Texas Education Agency Commissioner Robert Scott takes advantage of a friendly audience to lash out at critics of the Texas Projection Measure.
Scott, speaking to the State Board of Education, said the so-called Texas Projection Measure has been misunderstood and misrepresented by critics who contend the policy gives a false impression of school performance.
The complex formula allows schools and districts to count as passing some students who actually fail the Texas Assessment of Knowledge and Skills if the projection measure shows they are likely to pass in a future year.
“There is a little bit of election year politics going on here,” Scott said. “It is very easy to demagogue. It is very easy for someone to say they gave students credit for failing.”
Too bad he didn’t have the guts to say this to Scott Hochberg. It would have been nice to know how he would have answered those questions, instead of leaving his assistants to hang out to dry.

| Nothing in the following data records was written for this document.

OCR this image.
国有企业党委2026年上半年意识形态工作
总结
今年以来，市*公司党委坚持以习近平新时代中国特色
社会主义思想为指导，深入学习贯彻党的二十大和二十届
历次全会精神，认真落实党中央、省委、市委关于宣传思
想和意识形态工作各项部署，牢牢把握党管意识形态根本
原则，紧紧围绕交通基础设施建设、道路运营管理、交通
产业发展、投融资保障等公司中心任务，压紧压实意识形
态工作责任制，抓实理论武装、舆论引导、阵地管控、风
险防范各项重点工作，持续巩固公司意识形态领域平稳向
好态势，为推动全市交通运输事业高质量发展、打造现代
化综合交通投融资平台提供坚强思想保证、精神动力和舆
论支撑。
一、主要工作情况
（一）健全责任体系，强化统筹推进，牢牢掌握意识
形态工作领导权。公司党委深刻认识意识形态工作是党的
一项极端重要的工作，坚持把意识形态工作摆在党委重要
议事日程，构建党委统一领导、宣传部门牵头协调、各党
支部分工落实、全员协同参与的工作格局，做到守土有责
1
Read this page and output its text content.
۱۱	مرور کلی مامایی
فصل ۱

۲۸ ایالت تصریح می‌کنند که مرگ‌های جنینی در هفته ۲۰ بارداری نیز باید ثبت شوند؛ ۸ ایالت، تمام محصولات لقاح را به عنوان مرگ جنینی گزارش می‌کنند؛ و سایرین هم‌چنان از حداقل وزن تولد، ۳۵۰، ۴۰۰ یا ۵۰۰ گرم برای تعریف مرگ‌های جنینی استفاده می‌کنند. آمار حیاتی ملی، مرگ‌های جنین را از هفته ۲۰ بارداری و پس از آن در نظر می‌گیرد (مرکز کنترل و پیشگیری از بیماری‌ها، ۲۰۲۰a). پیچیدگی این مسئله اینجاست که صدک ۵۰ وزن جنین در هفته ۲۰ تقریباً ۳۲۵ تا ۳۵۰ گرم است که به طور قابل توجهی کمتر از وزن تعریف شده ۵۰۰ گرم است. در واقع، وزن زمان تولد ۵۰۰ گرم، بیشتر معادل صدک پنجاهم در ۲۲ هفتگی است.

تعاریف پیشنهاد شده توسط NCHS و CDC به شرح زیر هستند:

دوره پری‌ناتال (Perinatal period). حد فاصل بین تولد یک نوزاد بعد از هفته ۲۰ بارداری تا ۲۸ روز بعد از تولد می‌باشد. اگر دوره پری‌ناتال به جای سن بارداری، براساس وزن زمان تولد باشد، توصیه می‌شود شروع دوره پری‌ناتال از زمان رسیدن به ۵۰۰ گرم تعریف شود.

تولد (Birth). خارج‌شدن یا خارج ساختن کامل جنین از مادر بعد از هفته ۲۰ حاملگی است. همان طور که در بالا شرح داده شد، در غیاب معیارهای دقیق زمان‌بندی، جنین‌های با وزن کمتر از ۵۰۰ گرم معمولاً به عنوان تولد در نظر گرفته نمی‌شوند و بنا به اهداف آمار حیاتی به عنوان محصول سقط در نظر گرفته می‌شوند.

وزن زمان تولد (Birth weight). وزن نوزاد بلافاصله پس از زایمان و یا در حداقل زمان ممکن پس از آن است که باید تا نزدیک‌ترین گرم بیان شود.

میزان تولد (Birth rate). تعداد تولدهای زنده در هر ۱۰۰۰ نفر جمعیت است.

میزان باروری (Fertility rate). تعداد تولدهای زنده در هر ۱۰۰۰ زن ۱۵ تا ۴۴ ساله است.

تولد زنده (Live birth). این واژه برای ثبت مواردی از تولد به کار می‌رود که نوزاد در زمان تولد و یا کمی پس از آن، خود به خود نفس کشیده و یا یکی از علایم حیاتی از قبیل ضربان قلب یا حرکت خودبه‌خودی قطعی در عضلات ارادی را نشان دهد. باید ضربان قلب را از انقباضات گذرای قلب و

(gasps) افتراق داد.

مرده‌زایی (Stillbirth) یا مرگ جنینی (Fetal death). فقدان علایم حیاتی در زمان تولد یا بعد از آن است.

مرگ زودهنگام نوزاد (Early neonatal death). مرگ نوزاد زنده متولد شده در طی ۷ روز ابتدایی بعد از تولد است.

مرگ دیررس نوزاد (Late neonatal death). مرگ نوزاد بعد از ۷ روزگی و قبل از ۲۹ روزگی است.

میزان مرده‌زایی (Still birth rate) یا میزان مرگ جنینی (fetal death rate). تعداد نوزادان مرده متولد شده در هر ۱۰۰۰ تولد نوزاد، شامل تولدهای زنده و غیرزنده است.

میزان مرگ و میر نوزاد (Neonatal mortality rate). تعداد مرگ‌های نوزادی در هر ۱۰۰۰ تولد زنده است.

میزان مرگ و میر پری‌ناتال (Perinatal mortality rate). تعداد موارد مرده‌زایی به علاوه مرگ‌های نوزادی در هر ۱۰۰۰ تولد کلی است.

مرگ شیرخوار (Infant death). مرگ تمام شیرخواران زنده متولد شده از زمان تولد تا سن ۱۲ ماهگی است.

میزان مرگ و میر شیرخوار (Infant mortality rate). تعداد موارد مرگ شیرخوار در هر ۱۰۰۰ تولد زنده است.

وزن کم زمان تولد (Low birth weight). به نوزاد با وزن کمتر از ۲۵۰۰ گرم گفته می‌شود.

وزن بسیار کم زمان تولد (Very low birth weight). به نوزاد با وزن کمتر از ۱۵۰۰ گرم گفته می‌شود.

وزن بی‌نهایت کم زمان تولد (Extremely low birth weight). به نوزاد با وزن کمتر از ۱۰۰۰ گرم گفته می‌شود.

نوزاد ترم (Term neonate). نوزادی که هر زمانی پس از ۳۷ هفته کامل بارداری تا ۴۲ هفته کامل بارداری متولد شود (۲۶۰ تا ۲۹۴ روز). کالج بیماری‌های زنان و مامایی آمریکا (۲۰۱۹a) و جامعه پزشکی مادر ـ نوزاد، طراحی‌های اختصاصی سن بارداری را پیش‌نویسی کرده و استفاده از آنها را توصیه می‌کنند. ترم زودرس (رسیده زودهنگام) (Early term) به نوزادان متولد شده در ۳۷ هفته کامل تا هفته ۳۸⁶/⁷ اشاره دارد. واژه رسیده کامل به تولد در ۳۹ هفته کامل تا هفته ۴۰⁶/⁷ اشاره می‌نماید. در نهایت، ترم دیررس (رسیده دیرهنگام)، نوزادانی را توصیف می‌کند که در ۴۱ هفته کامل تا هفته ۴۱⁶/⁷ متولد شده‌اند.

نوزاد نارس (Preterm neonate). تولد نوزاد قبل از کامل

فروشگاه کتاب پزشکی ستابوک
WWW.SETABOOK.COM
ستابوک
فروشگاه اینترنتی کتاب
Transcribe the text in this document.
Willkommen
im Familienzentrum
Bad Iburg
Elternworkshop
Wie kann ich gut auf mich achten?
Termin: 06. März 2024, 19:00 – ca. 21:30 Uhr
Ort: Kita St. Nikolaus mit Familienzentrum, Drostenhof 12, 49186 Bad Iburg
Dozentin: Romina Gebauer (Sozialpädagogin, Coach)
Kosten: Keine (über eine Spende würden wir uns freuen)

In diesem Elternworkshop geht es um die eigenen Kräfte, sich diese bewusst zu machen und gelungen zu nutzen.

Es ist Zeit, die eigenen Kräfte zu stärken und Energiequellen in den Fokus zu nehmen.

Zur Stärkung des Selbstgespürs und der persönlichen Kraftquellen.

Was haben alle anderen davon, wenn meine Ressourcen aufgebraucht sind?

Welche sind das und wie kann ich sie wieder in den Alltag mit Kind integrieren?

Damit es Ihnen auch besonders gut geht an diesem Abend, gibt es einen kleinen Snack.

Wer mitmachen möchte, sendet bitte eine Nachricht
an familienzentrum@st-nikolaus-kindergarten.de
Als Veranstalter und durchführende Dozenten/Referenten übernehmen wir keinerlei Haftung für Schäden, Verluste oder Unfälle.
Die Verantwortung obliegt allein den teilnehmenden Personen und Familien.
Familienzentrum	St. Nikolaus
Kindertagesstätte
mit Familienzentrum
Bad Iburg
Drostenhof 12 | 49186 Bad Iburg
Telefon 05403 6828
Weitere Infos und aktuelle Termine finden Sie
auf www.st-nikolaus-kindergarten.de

The commissioner also pointed to scores of e-mails from superintendents, principals and teachers across the state who wrote that the projection measure was beneficial for their students and schools — and should be retained. The Dallas Morning News obtained copies of all e-mails received by the Texas Education Agency through the beginning of this week.
“Please keep TPM and do not suspend the use of the TPM for school accountability ratings,” said Lewisville High School Principal Brad Burns, reflecting the viewpoints of numerous principals in Texas.
“Whether TPM was good, bad or in-between, we had children for the first time in their lives that experienced success,” wrote Temple schools Superintendent Robin Wuebker-Battershell. “Retool it if necessary, but don’t surrender the concept.”
And Weatherford High School Principal David Belding urged Scott to please “not dismantle a system that gives schools with more difficult student groups to educate the chance to be recognized for moving those students forward. That is what TPM does.”
Look, nobody is attacking the idea of a means to measure growth. My understanding is that such a thing is required by No Child Left Behind, so totally scrapping it isn’t an option. The problem is that as a way to measure the growth of students who are not already passing their tests – that is to say, to measure the growth of the students it was really designed to measure – TPM sucks. In mathematical terms, it’s a lousy model. Pointing that out isn’t politics, but distorting that criticism is. Can we please focus on the real issue, so that we have accurate data about our teachers, students, and school districts and so that the real progress they have made doesn’t get lost under the weight of a bad metric? Thanks.